Re: Japanese encoding? from Martin J. Duerst on 2000-04-19 (www-international@w3.org from April to June 2000)

From: Martin J. Duerst <duerst@w3.org>
Date: Wed, 19 Apr 2000 18:13:31 +0900
To: Santosh Rau <santosh@NetMind.com>, www-international@w3.org
Message-Id: <4.2.0.58.J.20000419175953.0350d240@sh.w3.mag.keio.ac.jp>
Below is some code that I wrote a few years ago, based
on some code by Jim Breen.

At 00/04/19 12:58 +0900, Santosh Rau wrote:
>Hello,
>
>Can someone point me to RFCs/documentation/Mozilla code which describes
>how 'auto-detection' in browsers (particularly Japanese) is really done.
>I have to write some code which can do some auto-detection if 'charset'
>is not specified by the web server.
>
>Thanks in advance
>
>Santosh

The code below is written for a particular C++ library,
but changing it to plain C or whatever should be very easy.

The advantage of the code below is that it also checks for
UTF-8.

Guessing is not really a good thing to do, but in this case
it's so widespread that it's difficult to do without.

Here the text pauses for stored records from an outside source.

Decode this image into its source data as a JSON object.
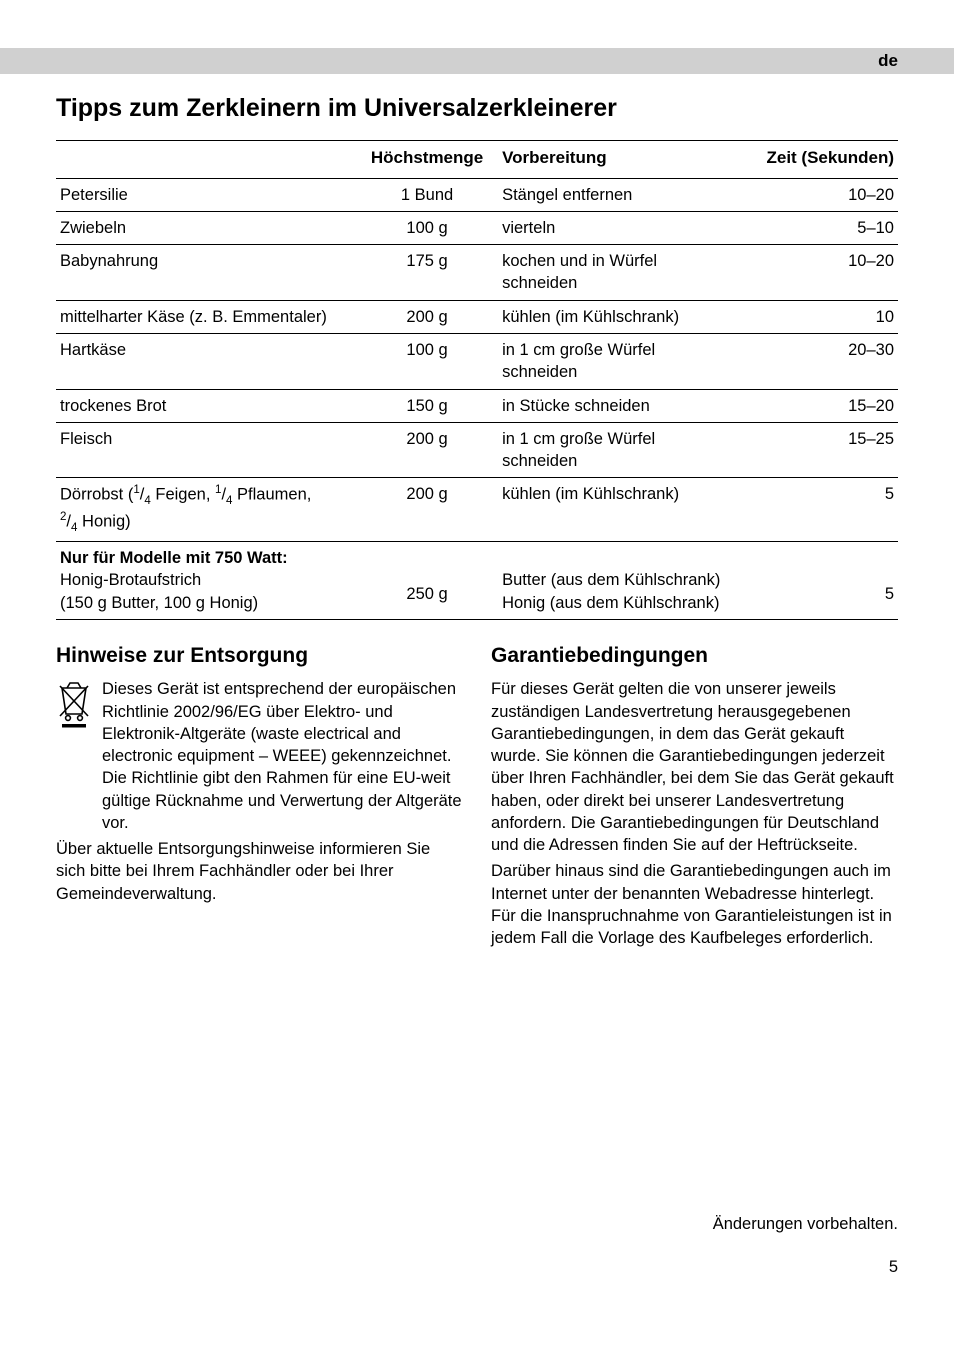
{
  "lang": "de",
  "heading": "Tipps zum Zerkleinern im Universalzerkleinerer",
  "table": {
    "headers": {
      "item": "",
      "menge": "Höchstmenge",
      "prep": "Vorbereitung",
      "zeit": "Zeit (Sekunden)"
    },
    "rows": [
      {
        "item": "Petersilie",
        "menge": "1 Bund",
        "prep": "Stängel entfernen",
        "zeit": "10–20"
      },
      {
        "item": "Zwiebeln",
        "menge": "100 g",
        "prep": "vierteln",
        "zeit": "5–10"
      },
      {
        "item": "Babynahrung",
        "menge": "175 g",
        "prep": "kochen und in Würfel schneiden",
        "zeit": "10–20"
      },
      {
        "item": "mittelharter Käse (z. B. Emmentaler)",
        "menge": "200 g",
        "prep": "kühlen (im Kühlschrank)",
        "zeit": "10"
      },
      {
        "item": "Hartkäse",
        "menge": "100 g",
        "prep": "in 1 cm große Würfel schneiden",
        "zeit": "20–30"
      },
      {
        "item": "trockenes Brot",
        "menge": "150 g",
        "prep": "in Stücke schneiden",
        "zeit": "15–20"
      },
      {
        "item": "Fleisch",
        "menge": "200 g",
        "prep": "in 1 cm große Würfel schneiden",
        "zeit": "15–25"
      }
    ],
    "doerrobst": {
      "prefix": "Dörrobst (",
      "f1n": "1",
      "f1d": "4",
      "f1label": " Feigen, ",
      "f2n": "1",
      "f2d": "4",
      "f2label": " Pflaumen, ",
      "f3n": "2",
      "f3d": "4",
      "f3label": " Honig)",
      "menge": "200 g",
      "prep": "kühlen (im Kühlschrank)",
      "zeit": "5"
    },
    "modell_title": "Nur für Modelle mit 750 Watt:",
    "modell_line1": "Honig-Brotaufstrich",
    "modell_line2": "(150 g Butter, 100 g Honig)",
    "modell_menge": "250 g",
    "modell_prep": "Butter (aus dem Kühlschrank) Honig (aus dem Kühlschrank)",
    "modell_zeit": "5"
  },
  "entsorgung": {
    "title": "Hinweise zur Entsorgung",
    "p1": "Dieses Gerät ist entsprechend der europäischen Richtlinie 2002/96/EG über Elektro- und Elektronik-Altgeräte (waste electrical and electronic equipment – WEEE) gekennzeichnet. Die Richtlinie gibt den Rahmen für eine EU-weit gültige Rücknahme und Verwertung der Altgeräte vor.",
    "p2": "Über aktuelle Entsorgungshinweise infor­mieren Sie sich bitte bei Ihrem Fachhändler oder bei Ihrer Gemeindeverwaltung."
  },
  "garantie": {
    "title": "Garantiebedingungen",
    "p1": "Für dieses Gerät gelten die von unserer jeweils zuständigen Landesvertretung herausge­gebenen Garantiebedingungen, in dem das Gerät gekauft wurde. Sie können die Garantiebedingungen jederzeit über Ihren Fachhändler, bei dem Sie das Gerät gekauft haben, oder direkt bei unserer Landes­vertretung anfordern. Die Garantie­bedingungen für Deutschland und die Adressen finden Sie auf der Heftrückseite.",
    "p2": "Darüber hinaus sind die Garantiebedingungen auch im Internet unter der benannten Webadresse hinterlegt. Für die Inanspruch­nahme von Garantieleistungen ist in jedem Fall die Vorlage des Kaufbeleges erforderlich."
  },
  "footer": "Änderungen vorbehalten.",
  "page": "5"
}
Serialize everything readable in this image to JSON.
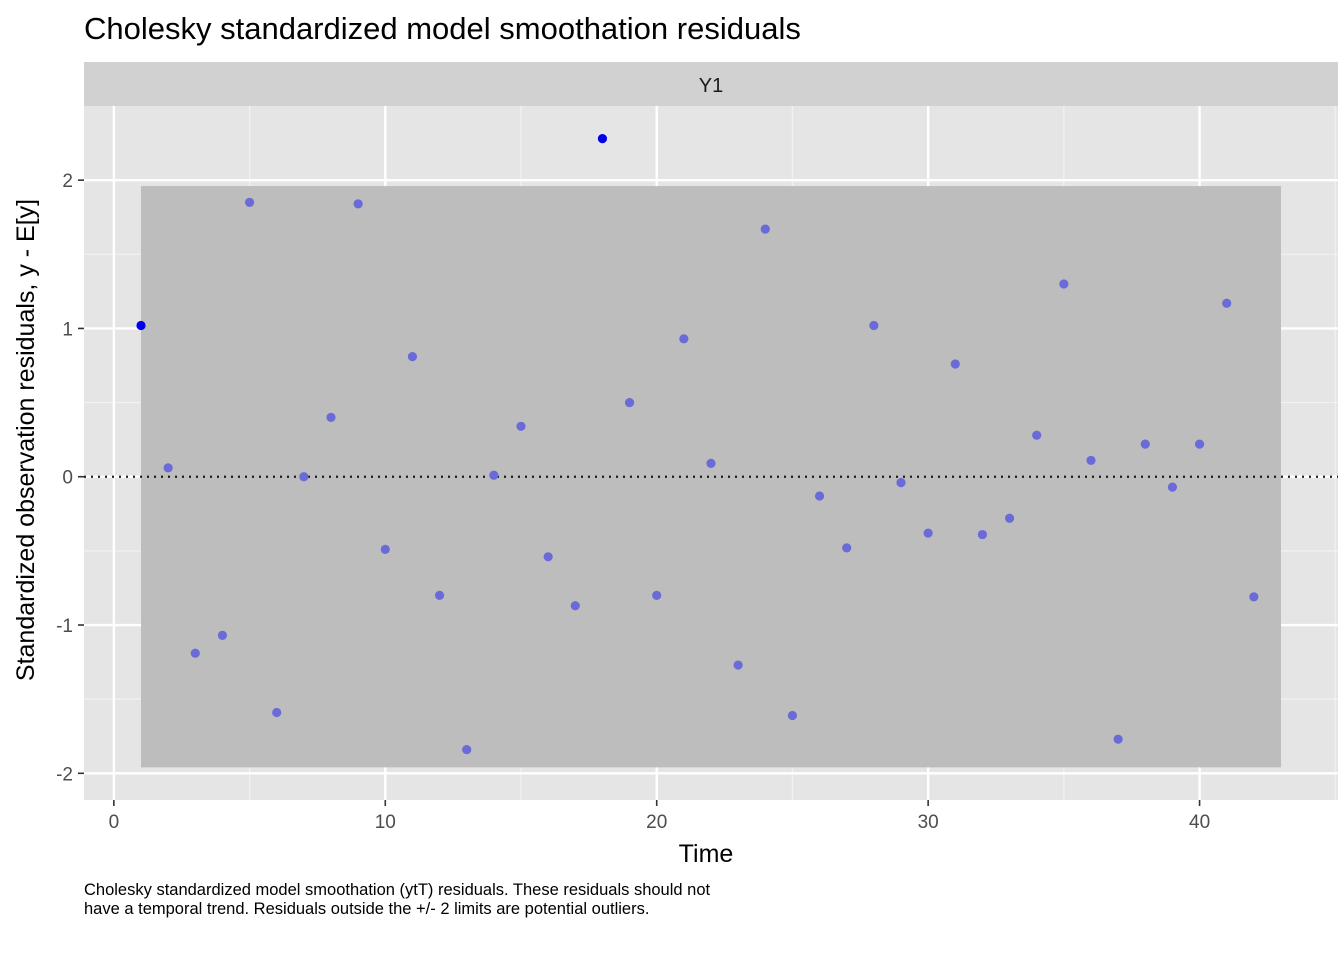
{
  "chart_data": {
    "type": "scatter",
    "title": "Cholesky standardized model smoothation residuals",
    "facet_label": "Y1",
    "xlabel": "Time",
    "ylabel": "Standardized observation residuals, y - E[y]",
    "caption": "Cholesky standardized model smoothation (ytT) residuals. These residuals should not have a temporal trend. Residuals outside the +/- 2 limits are potential outliers.",
    "xlim": [
      -1.1,
      45.1
    ],
    "ylim": [
      -2.18,
      2.5
    ],
    "x_ticks": [
      0,
      10,
      20,
      30,
      40
    ],
    "y_ticks": [
      -2,
      -1,
      0,
      1,
      2
    ],
    "x_tick_labels": [
      "0",
      "10",
      "20",
      "30",
      "40"
    ],
    "y_tick_labels": [
      "-2",
      "-1",
      "0",
      "1",
      "2"
    ],
    "band": {
      "x": [
        1,
        43
      ],
      "y": [
        -1.96,
        1.96
      ],
      "color": "#bdbdbd"
    },
    "reference_line": {
      "y": 0,
      "style": "dotted"
    },
    "grid": true,
    "colors": {
      "panel": "#e5e5e5",
      "strip": "#d1d1d1",
      "point": "#6a6ad9",
      "outlier_point": "#0000ee"
    },
    "series": [
      {
        "x": [
          1,
          2,
          3,
          4,
          5,
          6,
          7,
          8,
          9,
          10,
          11,
          12,
          13,
          14,
          15,
          16,
          17,
          18,
          19,
          20,
          21,
          22,
          23,
          24,
          25,
          26,
          27,
          28,
          29,
          30,
          31,
          32,
          33,
          34,
          35,
          36,
          37,
          38,
          39,
          40,
          41,
          42
        ],
        "y": [
          1.02,
          0.06,
          -1.19,
          -1.07,
          1.85,
          -1.59,
          0.0,
          0.4,
          1.84,
          -0.49,
          0.81,
          -0.8,
          -1.84,
          0.01,
          0.34,
          -0.54,
          -0.87,
          2.28,
          0.5,
          -0.8,
          0.93,
          0.09,
          -1.27,
          1.67,
          -1.61,
          -0.13,
          -0.48,
          1.02,
          -0.04,
          -0.38,
          0.76,
          -0.39,
          -0.28,
          0.28,
          1.3,
          0.11,
          -1.77,
          0.22,
          -0.07,
          0.22,
          1.17,
          -0.81
        ]
      }
    ],
    "highlighted_points": [
      {
        "x": 1,
        "y": 1.02
      },
      {
        "x": 18,
        "y": 2.28
      }
    ]
  }
}
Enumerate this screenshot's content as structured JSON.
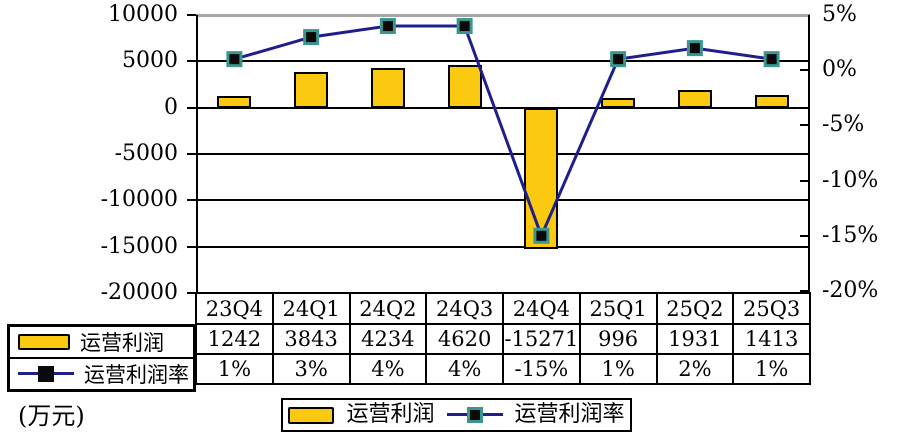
{
  "unit_label": "(万元)",
  "colors": {
    "bar_fill": "#FBC910",
    "bar_border": "#000000",
    "line": "#1F1F8C",
    "marker_fill": "#0A0A0A",
    "marker_border": "#3A968E",
    "gridline": "#000000",
    "top_gridline": "#A6A6A6"
  },
  "chart_data": {
    "type": "bar+line combo",
    "categories": [
      "23Q4",
      "24Q1",
      "24Q2",
      "24Q3",
      "24Q4",
      "25Q1",
      "25Q2",
      "25Q3"
    ],
    "series": [
      {
        "name": "运营利润",
        "type": "bar",
        "axis": "left",
        "values": [
          1242,
          3843,
          4234,
          4620,
          -15271,
          996,
          1931,
          1413
        ]
      },
      {
        "name": "运营利润率",
        "type": "line",
        "axis": "right",
        "values": [
          1,
          3,
          4,
          4,
          -15,
          1,
          2,
          1
        ],
        "labels": [
          "1%",
          "3%",
          "4%",
          "4%",
          "-15%",
          "1%",
          "2%",
          "1%"
        ]
      }
    ],
    "left_axis": {
      "min": -20000,
      "max": 10000,
      "ticks": [
        "10000",
        "5000",
        "0",
        "-5000",
        "-10000",
        "-15000",
        "-20000"
      ]
    },
    "right_axis": {
      "min": -20,
      "max": 5,
      "ticks": [
        "5%",
        "0%",
        "-5%",
        "-10%",
        "-15%",
        "-20%"
      ]
    },
    "grid": true,
    "legend_position": "bottom"
  },
  "table": {
    "row1_label": "运营利润",
    "row2_label": "运营利润率",
    "row1_values": [
      "1242",
      "3843",
      "4234",
      "4620",
      "-15271",
      "996",
      "1931",
      "1413"
    ],
    "row2_values": [
      "1%",
      "3%",
      "4%",
      "4%",
      "-15%",
      "1%",
      "2%",
      "1%"
    ]
  },
  "legend": {
    "items": [
      {
        "label": "运营利润",
        "type": "bar"
      },
      {
        "label": "运营利润率",
        "type": "line"
      }
    ]
  }
}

Somewhere, the constants for eEOS, eUTF, eJIS,... have to be
defined.

The idea of the code is that it starts out assuming that
the input could be anything, and works as long is there is
still more than one solution. The state machines for the
various encodings work in parallel.

No guarantees that this works correctly.

Regards,   Martin.


/---- GuessJapanese --------------------------------------------
int GuessJapanese (IStream &from)
{
         int status = eEOS | eUTF | eJIS;        // everything!
         u_char c;
         int sjisStatus = 0;
         int eucStatus = 0;
         Tab *utfT = utfTab;
         int utfC;
         while (from.get(c), !from.eof())  {
                 int variants = 0;
                 // JIS state machine
                 if (status & eJIS)  {
                         variants++;
                         if (status == eJIS)  {  // after escape, decide 
details
                                 if (c == 'K')  status = eNEC;
                                 else if (c == '$')  status = eNEW | eOLD, 
variants++;
                                 else if (c == '&')  status = eNEW;      // 
JIS 1990, eNEWER?
                         }
                         else if (status == (eNEW|eOLD))  {      // after 
escape and $
                                 if (c == 'B')  status = eNEW;
                                 else if (c == '@')  status = eOLD;
                                 else if (c == '(')  status = eNEW;      // 
JIS X 212
                                 else status = eNUL;
                         }
                         else if (c == 0x1b)  status = eJIS, 
variants++;         // escape
                         else if (c>127)  status &= ~eJIS;
                 }
                 // EUC state machine
                 if (status & eEUC)  {
                         variants++;
                         if (eucStatus == 0)
                                 if (c < 128)  ;
                                 else if (c == 142)  eucStatus = 2;      // 
set #2, half kana
                                 else if (c == 143)  eucStatus = 3;      // 
set #3, JIS-212
                                 else if (c>=128 && c<=160)  status &= ~eEUC;
                                 else eucStatus = 1;
                         else if (eucStatus == 1)
                                 if (c <= 160)  status &= ~eEUC;
                                 else  eucStatus = 0;
                         else if (eucStatus == 2)
                                 if (c<=160 || c>=224)  status &= ~eEUC;
                                 else  eucStatus = 0;
                         else // eucStatus == 3
                                 if (c>=128 && c<=160)  status &= ~eEUC;
                                 else eucStatus = 1;
                 }
                 // SJIS state machine
                 if (status & eSJS)  {
                         variants++;
                         if (!sjisStatus)
                                 if (c<128 || c>=161 && c<224)  ;
                                 else if (c==160 || c==128 || 
c>239)  status &= ~eSJS;
                                 else  sjisStatus = 1;
                         else
                                 if (c<64 || c>252 || c==127)  status &= ~eSJS;
                                 else  sjisStatus = 0;
                 }
                 // UTF state machine
                 if (status & eUTF)  {
                         variants++;
                         if (!utfT->shift)  utfC = c;
                         if (utfT->shift && ((c&0xC0) != 0x80))  status &= 
~eUTF;
                         else if ((utfC & utfT->cmask) == utfT->cval)  utfT 
= utfTab;
                         else if (!((++utfT)->cmask))  status &= ~eUTF;
                 }
                 if (variants <= 1)  break;
         }
         return  status;
}
Received on Wednesday, 19 April 2000 05:11:09 UTC